Applying for a patent is a complicated process. Although the United States Patent and Trademark Office (USPTO) doesn't require you to hire a patent attorney, due to the agency's strict requirements, it's highly recommended. Failing to hire a top patent lawyer can result in increased costs due to omissions and mistakes. The best attorneys also know that as a startup, you face unique budget challenges.
Your patent attorney in Boston can help you navigate the process to help protect your intellectual property. Here are just a few services that trusted, reputable patent attorneys will offer:
Deciding to file a patent is the easy part. Unless you're willing to invest a lot of time and effort into research, you need professional advice. Top patent attorneys provide more than document services. They also provide essential advice about potential problems and success rates.
Just because you've created an original product doesn't mean that someone else hasn't already patented a similar idea. That's why performing a patent search is necessary. A patent search involves going through all issued and published patent applications to find anything that could be considered a previously existing idea. Luckily, your lawyer will do this for you.
Regardless of whether you're applying for a design patent, utility patent, or provisional patent, your Boston attorney will complete the necessary paperwork.
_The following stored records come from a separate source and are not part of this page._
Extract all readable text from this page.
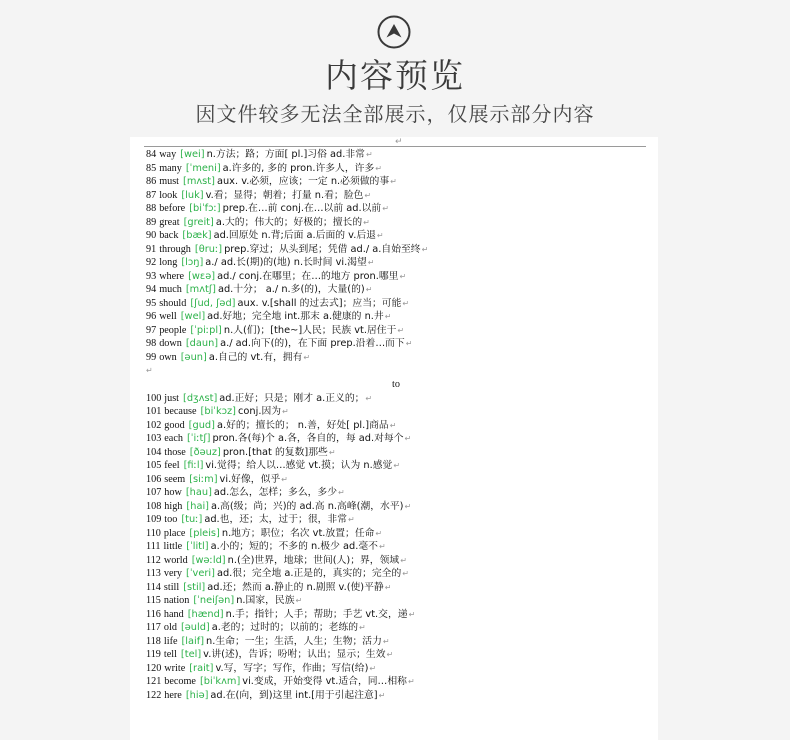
内容预览
因文件较多无法全部展示，仅展示部分内容
↵
84 way [wei] n.方法；路；方面[ pl.]习俗 ad.非常↵
85 many [ˈmeni] a.许多的, 多的 pron.许多人，许多↵
86 must [mʌst] aux. v.必须，应该；一定 n.必须做的事↵
87 look [luk] v.看；显得；朝着；打量 n.看；脸色↵
88 before [biˈfɔː] prep.在…前 conj.在…以前 ad.以前↵
89 great [greit] a.大的；伟大的；好极的；擅长的↵
90 back [bæk] ad.回原处 n.背;后面 a.后面的 v.后退↵
91 through [θruː] prep.穿过；从头到尾；凭借 ad./ a.自始至终↵
92 long [lɔŋ] a./ ad.长(期)的(地) n.长时间 vi.渴望↵
93 where [wɛə] ad./ conj.在哪里；在…的地方 pron.哪里↵
94 much [mʌtʃ] ad.十分； a./ n.多(的)，大量(的)↵
95 should [ʃud, ʃəd] aux. v.[shall 的过去式]；应当；可能↵
96 well [wel] ad.好地；完全地 int.那末 a.健康的 n.井↵
97 people [ˈpiːpl] n.人(们)；[the~]人民；民族 vt.居住于↵
98 down [daun] a./ ad.向下(的)，在下面 prep.沿着…而下↵
99 own [əun] a.自己的 vt.有，拥有↵
↵
to
100 just [dʒʌst] ad.正好；只是；刚才 a.正义的；↵
101 because [biˈkɔz] conj.因为↵
102 good [gud] a.好的；擅长的； n.善，好处[ pl.]商品↵
103 each [ˈiːtʃ] pron.各(每)个 a.各，各自的，每 ad.对每个↵
104 those [ðəuz] pron.[that 的复数]那些↵
105 feel [fiːl] vi.觉得；给人以…感觉 vt.摸；认为 n.感觉↵
106 seem [siːm] vi.好像，似乎↵
107 how [hau] ad.怎么，怎样；多么，多少↵
108 high [hai] a.高(级；尚；兴)的 ad.高 n.高峰(潮，水平)↵
109 too [tuː] ad.也，还；太，过于；很，非常↵
110 place [pleis] n.地方；职位；名次 vt.放置；任命↵
111 little [ˈlitl] a.小的；短的；不多的 n.极少 ad.毫不↵
112 world [wəːld] n.(全)世界，地球；世间(人)；界，领域↵
113 very [ˈveri] ad.很；完全地 a.正是的，真实的；完全的↵
114 still [stil] ad.还；然而 a.静止的 n.剧照 v.(使)平静↵
115 nation [ˈneiʃən] n.国家，民族↵
116 hand [hænd] n.手；指针；人手；帮助；手艺 vt.交，递↵
117 old [əuld] a.老的；过时的；以前的；老练的↵
118 life [laif] n.生命；一生；生活，人生；生物；活力↵
119 tell [tel] v.讲(述)，告诉；吩咐；认出；显示；生效↵
120 write [rait] v.写，写字；写作，作曲；写信(给)↵
121 become [biˈkʌm] vi.变成，开始变得 vt.适合，同…相称↵
122 here [hiə] ad.在(向，到)这里 int.[用于引起注意]↵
The USPTO requires specific types of documentation, including illustrations related to your patent's design. An experienced lawyer knows how to create the most effective patent application to move the process along.
Getting a U.S. patent can take up to two years or more. Your patent lawyer will file the appropriate paperwork, suggest modifications, and present technical arguments. He or she will also have experience filing patents overseas.
In some cases, the USPTO may request additional information or have questions about your patent application. When you hire an attorney, you're already a step ahead. Your lawyer will respond to the patent examiner on your behalf, increasing the chances that your application will be approved.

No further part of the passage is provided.